Un grosso ostacolo al fluente crescere dell’industria del silicio – spiega EETimes – potrebbe essere l’attuale crisi economica: tuttavia, nel frattempo, Sematech ( SEMI ) e il settore industriale dei circuiti integrati in genere si sono industriati per guardare oltre. Hanno trovato un accordo sullo spessore, pari a 925 micron con la tolleranza di più o meno 25 micron: ciò definisce il cosiddetto “standard meccanico” dei wafer da 450 mm. Al confronto, quelli da 300 mm hanno uno spessore di 775 micron.

La definizione degli standard in questo settore industriale è di vitale importanza, occorrono anni prima che tutto si allinei all’introduzione di una novità.

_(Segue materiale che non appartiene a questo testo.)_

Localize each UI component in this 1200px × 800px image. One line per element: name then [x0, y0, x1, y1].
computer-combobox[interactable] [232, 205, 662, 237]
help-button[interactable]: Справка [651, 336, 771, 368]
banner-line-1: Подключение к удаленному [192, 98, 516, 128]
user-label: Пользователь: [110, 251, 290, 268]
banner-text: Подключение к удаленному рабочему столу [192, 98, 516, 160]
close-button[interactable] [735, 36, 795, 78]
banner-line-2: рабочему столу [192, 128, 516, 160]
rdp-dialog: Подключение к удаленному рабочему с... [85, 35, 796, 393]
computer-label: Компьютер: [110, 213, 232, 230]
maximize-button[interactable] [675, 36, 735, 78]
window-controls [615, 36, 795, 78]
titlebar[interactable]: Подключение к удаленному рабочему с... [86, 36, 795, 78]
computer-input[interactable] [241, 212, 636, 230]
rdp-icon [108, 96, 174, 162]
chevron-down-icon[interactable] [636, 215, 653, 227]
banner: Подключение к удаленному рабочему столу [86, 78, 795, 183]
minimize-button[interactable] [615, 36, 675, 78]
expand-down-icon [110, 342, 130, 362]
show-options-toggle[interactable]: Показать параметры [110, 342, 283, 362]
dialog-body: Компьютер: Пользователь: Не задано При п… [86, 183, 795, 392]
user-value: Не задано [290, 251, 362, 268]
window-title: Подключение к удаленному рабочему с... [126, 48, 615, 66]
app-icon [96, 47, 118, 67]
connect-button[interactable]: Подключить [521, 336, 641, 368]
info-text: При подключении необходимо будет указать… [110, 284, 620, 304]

Tuttavia l’interesse è molto forte : passare da un wafer da 300 millimetri (ovvero da 12 pollici) ad un wafer da 450 millimetri (ovvero da 18 pollici) significa più che raddoppiare il numero di chip per wafer, con tutto ciò che ne consegue.

Non è da poco che International Sematech lancia iniziative e studi per fare progressi nel settore, ma la sterzata appare ormai inevitabile: “I costi di produzione lievitano a causa della complessità delle nuove tecnologie e questo costituisce una preoccupazione per il futuro”, dice Mark Liu, dirigente di TSMC , centro di produzione taiwanese di semiconduttori. “Intel, Samsung e TSMC stessa ritengono che la transizione al wafer da 450 mm sia una potenziale soluzione per mantenere ragionevole il costo per l’industria”: una tesi che Liu sostiene già da tempo.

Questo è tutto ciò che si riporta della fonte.